Tour A Nature Based Farm To Cap Off Earth Week!

from the Driftwood (local newspapera0

After an event-filled “Earth Week”, what could be nicer than a weekend visit to an organic farm where farmers demonstrate sustainability in action! One of Salt Spring’s organic farms has generously agreed to open their gates to the public this weekend, to offer a tour of educational inspiration.

On Sunday April 25th at 1pm, in the upper valley of Duck Creek visitors are welcome to a guided tour of the farm’s thirteen acres of ecological biodiversity. The farm hosts organic market garden plots, two small orchards, meadow lands, a five acre wood and three acres of set aside conservation stream habitat. Duck Creek Farm is owned and operated by John Wilcox and Sue Earle. John is a 6th generation farm person who’s family first homesteaded near Woodslee Ontario in 1835. John moved to Salt Spring Island in 1973 and began farming at Duck Creek twenty years ago.

Duck Creek Farm yields bountiful fruit, herb and vegetable crops using ecological biodiversity principles. Biodynamic production is employed as a non-chemical farming method which focuses on natural soil and plant growing principles.

Since 1992, the Island Stream and Salmonid Enhancement Society have supported a fish and wildlife habitat restoration project on the farm. Cutthroat Trout and Coho Salmon and many of natures riparian creatures inhabit the farm on a year-round basis in the stream and nine ponds John created on the farm. Beavers in the Creek have maintained a high water table which helps to sub-irrigate some vegetable plots. The three acre conservation habitat set aside John and Sue now support has been recognized by the Conservation Partnership Program of the Land Conservancy of BC (TLC).

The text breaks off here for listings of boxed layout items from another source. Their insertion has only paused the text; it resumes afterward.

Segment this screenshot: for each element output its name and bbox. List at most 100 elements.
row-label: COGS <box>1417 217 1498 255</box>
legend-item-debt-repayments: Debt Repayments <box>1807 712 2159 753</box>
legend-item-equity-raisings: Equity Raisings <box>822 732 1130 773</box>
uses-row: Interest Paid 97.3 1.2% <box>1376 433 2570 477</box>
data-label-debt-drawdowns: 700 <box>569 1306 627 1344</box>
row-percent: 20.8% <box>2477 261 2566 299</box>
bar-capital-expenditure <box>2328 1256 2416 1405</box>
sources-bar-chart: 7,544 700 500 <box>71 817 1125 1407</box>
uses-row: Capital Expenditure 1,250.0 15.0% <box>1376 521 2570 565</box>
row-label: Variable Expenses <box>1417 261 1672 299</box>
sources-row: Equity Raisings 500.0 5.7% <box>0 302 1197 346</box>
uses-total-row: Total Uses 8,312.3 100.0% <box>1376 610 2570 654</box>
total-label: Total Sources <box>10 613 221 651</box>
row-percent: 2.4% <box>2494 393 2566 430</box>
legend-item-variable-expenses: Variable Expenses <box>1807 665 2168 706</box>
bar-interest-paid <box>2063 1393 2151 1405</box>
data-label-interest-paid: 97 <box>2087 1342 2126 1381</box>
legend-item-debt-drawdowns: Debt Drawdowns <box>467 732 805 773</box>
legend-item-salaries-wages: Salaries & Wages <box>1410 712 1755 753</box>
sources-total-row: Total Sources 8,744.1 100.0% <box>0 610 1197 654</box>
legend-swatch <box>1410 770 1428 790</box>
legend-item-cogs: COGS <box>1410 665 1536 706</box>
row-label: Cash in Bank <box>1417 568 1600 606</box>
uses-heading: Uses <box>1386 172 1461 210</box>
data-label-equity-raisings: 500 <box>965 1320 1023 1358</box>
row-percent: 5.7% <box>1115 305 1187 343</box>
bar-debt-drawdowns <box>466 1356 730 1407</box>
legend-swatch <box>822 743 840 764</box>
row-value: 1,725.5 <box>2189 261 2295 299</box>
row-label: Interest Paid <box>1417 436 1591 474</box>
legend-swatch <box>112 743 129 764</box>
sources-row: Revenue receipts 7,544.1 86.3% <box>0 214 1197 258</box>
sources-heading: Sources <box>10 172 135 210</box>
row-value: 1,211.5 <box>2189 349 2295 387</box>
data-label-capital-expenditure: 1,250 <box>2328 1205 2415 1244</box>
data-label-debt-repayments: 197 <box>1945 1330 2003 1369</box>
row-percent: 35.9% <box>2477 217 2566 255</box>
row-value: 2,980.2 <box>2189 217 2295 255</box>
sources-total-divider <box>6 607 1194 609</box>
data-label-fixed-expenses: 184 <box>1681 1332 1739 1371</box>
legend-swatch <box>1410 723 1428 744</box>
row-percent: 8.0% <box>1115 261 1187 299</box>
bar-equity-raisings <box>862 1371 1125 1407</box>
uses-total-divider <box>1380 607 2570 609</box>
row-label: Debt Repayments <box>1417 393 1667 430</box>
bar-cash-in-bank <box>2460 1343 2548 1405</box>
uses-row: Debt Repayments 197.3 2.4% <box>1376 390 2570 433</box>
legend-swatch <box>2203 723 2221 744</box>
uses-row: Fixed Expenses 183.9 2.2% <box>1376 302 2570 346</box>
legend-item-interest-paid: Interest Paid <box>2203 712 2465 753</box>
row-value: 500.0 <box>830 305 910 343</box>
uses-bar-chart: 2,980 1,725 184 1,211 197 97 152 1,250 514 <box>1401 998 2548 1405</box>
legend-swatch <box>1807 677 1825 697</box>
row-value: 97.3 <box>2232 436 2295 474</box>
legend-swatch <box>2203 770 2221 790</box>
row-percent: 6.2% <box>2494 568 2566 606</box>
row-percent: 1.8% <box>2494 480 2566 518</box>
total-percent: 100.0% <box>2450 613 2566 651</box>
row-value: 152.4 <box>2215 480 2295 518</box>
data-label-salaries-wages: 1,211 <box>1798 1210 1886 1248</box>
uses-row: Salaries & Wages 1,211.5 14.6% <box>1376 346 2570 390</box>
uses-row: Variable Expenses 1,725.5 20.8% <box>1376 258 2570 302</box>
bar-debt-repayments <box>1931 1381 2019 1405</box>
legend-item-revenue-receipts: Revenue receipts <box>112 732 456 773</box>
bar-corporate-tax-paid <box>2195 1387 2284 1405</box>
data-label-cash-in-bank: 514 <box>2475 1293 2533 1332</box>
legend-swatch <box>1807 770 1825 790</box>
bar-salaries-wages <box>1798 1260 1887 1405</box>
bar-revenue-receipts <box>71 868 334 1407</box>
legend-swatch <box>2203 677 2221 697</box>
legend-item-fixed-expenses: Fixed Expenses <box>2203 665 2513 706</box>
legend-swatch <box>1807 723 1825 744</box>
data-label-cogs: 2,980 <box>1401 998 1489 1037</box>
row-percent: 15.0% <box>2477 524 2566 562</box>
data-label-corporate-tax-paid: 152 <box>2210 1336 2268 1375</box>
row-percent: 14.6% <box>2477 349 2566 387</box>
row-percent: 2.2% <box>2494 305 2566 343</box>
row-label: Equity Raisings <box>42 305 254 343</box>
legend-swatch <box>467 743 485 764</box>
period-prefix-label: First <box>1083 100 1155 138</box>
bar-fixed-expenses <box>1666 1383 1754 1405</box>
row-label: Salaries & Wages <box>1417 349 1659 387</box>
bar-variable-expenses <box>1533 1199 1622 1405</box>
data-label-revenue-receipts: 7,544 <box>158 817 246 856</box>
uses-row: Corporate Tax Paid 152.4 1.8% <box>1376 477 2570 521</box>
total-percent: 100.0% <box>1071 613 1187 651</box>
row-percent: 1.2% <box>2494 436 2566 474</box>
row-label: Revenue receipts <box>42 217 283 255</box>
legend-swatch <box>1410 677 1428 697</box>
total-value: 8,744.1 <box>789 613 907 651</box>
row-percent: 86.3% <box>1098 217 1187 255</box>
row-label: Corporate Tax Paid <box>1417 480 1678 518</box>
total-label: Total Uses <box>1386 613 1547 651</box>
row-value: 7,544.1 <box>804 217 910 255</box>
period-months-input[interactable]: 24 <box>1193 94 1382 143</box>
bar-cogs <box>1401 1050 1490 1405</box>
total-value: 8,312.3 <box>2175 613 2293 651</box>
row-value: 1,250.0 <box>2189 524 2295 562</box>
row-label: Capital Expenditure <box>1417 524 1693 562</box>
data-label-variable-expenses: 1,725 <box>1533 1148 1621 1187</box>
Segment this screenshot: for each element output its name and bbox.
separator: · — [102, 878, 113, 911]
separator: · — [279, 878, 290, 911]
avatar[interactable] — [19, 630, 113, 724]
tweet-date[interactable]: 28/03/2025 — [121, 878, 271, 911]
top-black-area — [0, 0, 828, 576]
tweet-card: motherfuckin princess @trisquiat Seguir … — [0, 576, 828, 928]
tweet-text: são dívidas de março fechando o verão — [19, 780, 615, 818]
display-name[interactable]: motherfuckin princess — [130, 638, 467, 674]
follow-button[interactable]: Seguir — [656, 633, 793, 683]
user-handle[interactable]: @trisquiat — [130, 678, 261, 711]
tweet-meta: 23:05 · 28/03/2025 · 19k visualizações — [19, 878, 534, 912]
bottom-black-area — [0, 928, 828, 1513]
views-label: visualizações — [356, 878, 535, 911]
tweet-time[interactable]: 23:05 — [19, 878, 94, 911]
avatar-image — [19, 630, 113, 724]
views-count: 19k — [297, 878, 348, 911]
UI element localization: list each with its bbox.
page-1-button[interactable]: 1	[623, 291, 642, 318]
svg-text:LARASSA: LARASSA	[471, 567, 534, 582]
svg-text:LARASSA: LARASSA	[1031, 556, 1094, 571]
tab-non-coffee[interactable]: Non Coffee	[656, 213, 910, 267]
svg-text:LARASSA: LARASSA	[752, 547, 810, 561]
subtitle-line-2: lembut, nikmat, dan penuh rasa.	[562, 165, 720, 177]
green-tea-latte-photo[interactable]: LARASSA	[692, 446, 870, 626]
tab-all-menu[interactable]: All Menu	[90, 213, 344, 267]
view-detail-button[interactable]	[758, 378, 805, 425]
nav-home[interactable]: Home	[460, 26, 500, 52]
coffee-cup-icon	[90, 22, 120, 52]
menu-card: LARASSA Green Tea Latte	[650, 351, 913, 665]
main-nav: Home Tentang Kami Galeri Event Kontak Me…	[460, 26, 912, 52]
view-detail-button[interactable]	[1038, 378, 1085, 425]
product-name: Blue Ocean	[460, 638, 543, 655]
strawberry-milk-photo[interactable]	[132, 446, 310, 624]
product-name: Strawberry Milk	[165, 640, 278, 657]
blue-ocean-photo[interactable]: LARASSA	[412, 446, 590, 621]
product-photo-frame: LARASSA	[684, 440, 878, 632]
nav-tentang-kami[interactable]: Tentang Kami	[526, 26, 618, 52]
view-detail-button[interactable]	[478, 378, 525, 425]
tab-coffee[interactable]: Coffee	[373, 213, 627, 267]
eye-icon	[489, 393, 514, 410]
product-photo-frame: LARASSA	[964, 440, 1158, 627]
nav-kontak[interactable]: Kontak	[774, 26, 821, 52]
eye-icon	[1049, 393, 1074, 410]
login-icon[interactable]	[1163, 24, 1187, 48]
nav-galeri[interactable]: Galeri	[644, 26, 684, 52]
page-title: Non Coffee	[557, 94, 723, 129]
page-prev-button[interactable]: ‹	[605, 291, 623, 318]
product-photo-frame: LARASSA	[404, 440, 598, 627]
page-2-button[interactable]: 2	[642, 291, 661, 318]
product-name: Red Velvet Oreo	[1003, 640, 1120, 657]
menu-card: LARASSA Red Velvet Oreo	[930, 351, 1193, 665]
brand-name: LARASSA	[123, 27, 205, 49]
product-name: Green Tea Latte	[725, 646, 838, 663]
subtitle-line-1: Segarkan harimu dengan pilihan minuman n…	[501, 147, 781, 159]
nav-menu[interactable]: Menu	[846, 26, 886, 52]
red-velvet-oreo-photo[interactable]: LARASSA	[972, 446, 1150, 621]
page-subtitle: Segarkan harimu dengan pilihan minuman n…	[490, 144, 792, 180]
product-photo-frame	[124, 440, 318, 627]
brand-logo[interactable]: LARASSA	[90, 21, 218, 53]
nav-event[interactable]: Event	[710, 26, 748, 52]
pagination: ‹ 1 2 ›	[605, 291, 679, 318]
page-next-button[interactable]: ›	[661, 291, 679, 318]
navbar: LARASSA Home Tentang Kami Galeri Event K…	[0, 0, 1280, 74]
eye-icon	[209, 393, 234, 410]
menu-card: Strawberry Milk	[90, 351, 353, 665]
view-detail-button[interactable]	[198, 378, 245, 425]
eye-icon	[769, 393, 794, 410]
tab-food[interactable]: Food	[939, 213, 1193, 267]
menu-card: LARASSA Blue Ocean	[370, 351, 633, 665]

The BC Ministry of Agriculture and Lands also cites Duck Creek Farm as a prime example of agricultural biodiversity in action on its provincial website.

John is as passionate about community agriculture as he is about farming with nature. “We need to re-populate our farms, and find new ways to make local farming more affordable to the next generation. The way things are going, we’re becoming much more reliant on local food sources”, adds John, who observes that within the next ten years escalating oil prices and climate conditions will lead to a massive shift away from industrial reductionist commodity production to local and natural small farm food production. John was a strong advocate for – and sat on the Area Farm Plan Steering Committee for the Island. He is a past member of many provincial farm organizations and the Islands Trust Agricultural Advisory Committee. He also assisted in the development of Salt spring’s Community Farmland Trust. Every day is Earth Day on Duck Creek says John. Enjoy a lovely farm afternoon to celebrate an integrated piece of a sustainable, earth-friendly future.